Donkey antigoat and donkey antirabbit

Wild-type and NSG1 KO mice were anesthetized and perfused with phosphate buffered saline (PBS) followed by 4% paraformaldehyde (PFA). Brains were removed and immersed in 4%PFA, 20% sucrose, and 30% sucrose, each for 12–24 hours. Sagittal sections were sliced on a sliding knife microtome (American Optical). Free-floating sections were permeablized and blocked simultaneously in 0.5% Triton X-100 (Sigma-Aldrich, St.
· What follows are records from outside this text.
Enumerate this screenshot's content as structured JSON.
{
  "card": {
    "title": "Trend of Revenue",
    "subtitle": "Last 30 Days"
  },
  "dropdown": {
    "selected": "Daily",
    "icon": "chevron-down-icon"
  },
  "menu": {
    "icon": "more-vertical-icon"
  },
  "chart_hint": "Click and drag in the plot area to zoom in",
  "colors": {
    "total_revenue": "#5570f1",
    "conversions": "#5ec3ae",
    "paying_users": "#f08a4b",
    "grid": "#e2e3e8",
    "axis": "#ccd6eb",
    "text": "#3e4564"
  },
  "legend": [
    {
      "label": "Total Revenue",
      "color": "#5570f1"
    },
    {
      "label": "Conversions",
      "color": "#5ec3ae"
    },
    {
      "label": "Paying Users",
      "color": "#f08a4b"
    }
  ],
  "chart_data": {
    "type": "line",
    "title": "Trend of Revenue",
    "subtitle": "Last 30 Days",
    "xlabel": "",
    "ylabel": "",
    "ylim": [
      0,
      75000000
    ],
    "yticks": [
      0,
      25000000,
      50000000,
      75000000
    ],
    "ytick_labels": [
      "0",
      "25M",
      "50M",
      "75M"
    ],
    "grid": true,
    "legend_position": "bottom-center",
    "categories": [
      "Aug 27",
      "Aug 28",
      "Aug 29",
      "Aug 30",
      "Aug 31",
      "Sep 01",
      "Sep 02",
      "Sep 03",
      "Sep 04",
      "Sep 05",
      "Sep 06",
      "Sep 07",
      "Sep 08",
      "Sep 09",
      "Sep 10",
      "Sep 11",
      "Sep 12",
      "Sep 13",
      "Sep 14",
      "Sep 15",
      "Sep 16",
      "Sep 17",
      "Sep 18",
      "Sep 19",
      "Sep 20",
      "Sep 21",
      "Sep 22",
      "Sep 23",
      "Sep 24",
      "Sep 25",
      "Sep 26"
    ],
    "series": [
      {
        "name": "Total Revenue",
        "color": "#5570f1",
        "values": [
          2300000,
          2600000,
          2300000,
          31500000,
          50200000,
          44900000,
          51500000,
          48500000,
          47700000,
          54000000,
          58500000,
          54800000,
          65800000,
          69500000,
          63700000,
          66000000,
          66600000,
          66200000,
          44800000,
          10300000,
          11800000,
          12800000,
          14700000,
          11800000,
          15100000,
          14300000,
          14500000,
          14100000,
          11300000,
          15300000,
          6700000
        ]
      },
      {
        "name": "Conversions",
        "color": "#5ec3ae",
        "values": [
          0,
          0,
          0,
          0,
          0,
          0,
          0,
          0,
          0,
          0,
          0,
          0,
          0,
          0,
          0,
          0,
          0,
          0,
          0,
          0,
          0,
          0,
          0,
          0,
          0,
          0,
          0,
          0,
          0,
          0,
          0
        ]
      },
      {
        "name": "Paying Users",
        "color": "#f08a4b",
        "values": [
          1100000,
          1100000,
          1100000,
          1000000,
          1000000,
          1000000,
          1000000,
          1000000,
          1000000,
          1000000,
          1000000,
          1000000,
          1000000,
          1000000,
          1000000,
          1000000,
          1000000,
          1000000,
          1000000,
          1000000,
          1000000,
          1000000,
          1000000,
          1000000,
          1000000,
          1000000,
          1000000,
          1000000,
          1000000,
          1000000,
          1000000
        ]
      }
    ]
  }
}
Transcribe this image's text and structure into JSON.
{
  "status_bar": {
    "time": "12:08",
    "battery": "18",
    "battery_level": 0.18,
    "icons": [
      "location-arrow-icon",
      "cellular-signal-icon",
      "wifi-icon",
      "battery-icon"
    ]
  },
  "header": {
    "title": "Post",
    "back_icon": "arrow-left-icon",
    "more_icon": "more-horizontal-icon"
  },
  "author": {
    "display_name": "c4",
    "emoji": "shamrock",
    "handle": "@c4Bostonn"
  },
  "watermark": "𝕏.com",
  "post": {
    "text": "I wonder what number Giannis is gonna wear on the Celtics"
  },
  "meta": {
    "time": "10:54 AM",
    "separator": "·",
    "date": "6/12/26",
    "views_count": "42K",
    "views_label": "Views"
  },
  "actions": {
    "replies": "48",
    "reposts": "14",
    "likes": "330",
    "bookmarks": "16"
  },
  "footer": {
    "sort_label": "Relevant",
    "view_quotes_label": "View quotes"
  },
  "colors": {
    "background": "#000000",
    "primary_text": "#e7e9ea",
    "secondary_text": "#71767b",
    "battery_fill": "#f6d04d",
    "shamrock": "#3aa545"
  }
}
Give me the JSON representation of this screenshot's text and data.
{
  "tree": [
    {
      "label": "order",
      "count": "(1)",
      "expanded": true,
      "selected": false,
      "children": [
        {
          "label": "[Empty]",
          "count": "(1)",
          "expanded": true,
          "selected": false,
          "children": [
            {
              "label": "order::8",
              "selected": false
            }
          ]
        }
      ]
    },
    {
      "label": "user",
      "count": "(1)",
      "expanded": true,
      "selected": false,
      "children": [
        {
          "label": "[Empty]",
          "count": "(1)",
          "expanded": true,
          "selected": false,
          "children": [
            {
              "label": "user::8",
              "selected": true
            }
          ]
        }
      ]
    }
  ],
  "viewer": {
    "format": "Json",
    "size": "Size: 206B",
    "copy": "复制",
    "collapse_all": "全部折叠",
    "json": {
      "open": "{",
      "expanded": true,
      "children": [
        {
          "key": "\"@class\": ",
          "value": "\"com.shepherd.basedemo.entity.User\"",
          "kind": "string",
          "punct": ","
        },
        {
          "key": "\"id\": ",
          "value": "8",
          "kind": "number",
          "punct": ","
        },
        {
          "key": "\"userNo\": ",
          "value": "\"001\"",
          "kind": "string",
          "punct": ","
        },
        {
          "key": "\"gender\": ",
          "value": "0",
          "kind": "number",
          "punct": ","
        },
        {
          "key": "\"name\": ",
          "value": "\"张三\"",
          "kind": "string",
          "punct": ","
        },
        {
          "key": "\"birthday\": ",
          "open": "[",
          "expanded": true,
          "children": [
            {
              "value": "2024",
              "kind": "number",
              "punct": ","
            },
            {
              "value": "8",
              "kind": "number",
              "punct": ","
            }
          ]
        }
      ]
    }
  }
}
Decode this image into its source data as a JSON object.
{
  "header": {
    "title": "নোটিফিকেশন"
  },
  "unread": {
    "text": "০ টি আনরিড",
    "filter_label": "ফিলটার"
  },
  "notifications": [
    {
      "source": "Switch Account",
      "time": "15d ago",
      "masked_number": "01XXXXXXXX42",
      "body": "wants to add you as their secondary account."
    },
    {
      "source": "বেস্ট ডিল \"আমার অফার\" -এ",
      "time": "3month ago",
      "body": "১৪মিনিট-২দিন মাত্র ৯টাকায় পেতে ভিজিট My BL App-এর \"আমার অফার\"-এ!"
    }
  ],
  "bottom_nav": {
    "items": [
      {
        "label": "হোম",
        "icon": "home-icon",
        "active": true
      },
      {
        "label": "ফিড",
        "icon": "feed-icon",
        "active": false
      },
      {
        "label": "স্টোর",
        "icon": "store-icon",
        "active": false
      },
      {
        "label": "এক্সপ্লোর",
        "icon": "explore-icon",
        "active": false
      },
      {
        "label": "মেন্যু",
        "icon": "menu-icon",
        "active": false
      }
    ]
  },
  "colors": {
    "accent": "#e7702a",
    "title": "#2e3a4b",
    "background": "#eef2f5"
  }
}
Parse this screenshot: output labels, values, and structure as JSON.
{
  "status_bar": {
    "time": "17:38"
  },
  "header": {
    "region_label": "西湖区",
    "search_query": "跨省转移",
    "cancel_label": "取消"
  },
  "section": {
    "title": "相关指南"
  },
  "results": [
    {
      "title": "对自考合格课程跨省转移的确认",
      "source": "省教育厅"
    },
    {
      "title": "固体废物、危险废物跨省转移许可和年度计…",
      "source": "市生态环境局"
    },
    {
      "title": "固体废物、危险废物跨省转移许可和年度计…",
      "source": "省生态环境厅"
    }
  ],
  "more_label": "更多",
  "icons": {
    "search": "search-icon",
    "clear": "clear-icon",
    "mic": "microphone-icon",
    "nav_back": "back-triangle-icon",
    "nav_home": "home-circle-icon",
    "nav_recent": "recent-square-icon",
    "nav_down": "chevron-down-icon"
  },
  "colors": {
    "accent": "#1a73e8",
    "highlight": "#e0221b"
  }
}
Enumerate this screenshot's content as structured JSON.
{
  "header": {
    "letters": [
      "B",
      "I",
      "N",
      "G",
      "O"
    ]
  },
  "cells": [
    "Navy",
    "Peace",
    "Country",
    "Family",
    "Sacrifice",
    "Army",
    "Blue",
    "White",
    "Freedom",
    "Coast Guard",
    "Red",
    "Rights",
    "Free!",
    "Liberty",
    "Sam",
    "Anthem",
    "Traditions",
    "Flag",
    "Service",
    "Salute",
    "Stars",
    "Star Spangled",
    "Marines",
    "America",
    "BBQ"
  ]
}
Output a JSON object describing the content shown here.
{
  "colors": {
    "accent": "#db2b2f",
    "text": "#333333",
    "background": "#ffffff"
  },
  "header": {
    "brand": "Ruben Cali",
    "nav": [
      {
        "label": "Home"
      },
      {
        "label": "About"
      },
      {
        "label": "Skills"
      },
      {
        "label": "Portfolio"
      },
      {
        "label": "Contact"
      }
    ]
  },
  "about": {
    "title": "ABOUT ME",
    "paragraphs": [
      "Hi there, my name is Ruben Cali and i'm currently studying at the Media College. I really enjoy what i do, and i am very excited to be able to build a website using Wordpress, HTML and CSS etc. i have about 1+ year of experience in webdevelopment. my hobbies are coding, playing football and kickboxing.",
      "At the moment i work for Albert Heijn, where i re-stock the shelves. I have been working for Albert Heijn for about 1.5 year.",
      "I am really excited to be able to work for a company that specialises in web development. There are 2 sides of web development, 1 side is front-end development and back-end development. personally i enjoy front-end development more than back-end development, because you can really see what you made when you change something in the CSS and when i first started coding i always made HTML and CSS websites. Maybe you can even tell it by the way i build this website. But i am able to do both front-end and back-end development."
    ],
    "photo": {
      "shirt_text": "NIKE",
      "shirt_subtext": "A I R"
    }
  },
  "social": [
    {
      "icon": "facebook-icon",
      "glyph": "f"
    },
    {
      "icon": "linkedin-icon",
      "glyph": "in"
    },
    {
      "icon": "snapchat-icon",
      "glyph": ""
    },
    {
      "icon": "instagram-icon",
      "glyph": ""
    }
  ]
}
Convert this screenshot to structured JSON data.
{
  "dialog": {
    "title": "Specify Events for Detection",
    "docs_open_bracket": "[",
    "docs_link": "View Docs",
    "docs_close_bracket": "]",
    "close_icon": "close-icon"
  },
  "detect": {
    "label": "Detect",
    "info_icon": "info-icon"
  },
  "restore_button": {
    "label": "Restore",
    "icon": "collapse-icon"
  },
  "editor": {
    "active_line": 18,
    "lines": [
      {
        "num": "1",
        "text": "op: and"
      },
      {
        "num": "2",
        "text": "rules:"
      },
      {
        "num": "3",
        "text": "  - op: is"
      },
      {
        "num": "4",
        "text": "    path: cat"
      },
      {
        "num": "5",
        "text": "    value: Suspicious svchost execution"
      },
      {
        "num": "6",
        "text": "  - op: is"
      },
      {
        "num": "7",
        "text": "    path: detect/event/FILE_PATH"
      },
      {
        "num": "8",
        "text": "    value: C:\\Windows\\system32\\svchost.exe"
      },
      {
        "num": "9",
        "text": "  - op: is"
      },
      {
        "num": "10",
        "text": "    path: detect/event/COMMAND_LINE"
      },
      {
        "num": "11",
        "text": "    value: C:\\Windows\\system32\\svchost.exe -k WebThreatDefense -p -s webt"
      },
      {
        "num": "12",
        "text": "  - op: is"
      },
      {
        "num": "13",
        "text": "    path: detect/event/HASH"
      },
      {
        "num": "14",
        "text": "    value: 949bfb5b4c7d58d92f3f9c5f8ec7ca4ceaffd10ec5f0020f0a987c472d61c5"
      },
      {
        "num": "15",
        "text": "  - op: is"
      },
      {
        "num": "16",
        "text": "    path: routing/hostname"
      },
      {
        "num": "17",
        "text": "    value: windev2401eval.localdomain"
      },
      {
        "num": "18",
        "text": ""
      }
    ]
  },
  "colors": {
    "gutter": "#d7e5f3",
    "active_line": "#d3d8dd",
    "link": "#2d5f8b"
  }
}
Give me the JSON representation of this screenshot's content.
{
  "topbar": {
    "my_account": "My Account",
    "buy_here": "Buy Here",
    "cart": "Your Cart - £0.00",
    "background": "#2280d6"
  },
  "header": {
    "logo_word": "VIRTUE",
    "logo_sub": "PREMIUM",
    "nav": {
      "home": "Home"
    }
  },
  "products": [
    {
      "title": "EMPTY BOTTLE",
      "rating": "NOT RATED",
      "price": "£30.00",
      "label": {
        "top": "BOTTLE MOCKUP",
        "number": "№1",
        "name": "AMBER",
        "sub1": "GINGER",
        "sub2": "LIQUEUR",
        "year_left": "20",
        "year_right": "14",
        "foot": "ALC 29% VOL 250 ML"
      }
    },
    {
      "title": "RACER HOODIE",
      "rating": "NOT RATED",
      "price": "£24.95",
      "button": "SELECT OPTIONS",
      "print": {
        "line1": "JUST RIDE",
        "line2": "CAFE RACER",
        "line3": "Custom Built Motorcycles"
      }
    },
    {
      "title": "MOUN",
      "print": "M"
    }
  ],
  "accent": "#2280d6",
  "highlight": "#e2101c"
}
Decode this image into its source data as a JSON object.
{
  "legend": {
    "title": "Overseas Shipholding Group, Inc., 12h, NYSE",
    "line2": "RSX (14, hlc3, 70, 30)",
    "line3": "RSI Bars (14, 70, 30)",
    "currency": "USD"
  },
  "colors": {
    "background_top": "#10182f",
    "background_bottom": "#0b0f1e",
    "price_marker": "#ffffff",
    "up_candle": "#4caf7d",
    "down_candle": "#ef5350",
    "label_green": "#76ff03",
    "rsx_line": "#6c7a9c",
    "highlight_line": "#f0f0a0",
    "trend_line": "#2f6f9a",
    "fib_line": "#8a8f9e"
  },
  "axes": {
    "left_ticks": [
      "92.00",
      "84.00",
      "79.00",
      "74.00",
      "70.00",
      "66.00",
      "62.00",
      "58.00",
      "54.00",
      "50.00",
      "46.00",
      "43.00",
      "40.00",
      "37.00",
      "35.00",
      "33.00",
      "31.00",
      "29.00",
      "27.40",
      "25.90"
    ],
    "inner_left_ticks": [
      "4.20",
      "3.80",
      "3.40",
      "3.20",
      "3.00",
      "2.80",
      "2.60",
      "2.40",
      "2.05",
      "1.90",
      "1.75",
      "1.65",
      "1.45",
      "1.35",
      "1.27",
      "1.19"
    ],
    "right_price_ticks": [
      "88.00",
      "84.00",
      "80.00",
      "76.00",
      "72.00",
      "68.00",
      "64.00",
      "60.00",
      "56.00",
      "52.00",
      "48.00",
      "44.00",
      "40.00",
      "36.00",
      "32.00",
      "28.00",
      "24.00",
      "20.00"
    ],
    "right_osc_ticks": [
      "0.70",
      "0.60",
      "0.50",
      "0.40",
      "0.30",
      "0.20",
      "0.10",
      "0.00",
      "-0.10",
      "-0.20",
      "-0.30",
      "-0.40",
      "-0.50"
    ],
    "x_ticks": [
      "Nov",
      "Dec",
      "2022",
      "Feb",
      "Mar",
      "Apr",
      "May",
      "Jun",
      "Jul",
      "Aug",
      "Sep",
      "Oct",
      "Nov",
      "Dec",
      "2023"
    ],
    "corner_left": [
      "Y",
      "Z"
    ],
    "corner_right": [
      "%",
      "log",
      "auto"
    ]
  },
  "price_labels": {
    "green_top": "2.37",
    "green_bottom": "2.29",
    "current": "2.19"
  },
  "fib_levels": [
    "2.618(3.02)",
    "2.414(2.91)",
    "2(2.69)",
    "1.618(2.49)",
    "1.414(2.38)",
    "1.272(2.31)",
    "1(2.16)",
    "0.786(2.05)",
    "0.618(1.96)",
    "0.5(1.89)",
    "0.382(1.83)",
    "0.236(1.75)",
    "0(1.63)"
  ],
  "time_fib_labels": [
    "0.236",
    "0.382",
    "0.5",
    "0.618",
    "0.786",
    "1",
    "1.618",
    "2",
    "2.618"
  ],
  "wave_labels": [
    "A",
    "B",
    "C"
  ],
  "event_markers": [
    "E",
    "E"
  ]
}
Louis, MO) and 10% donkey serum (Millipore-Sigma) for 1 hour in PBS. Sections were stained with goat anti-NSG1 (Thermofisher; PA5-37939, 1:1000) rabbit anti-NSG2 (Abcam; ab189513, 1:500) in 0.25% Triton and 5% donkey serum in PBS overnight at 4°C. Sections were washed with three times in PBS followed by secondary antibody labeling (donkey anti-goat and donkey anti-rabbit (1:1000); Thermofisher) in the same buffer as primary antibodies. Sections were then mounted to microscopy slides (Superfrost plus, Fisher Scientific) immersed in Fluoromount-G, and imaged on a slide-scanning microscope (Zeiss Axion Scan.Z1) with Colibri 7 LED light source following standard fluorescence calibration on control brain sections to ensure proper dynamic range of signals. Imaging conditions were then maintained on NSG1 KO brains.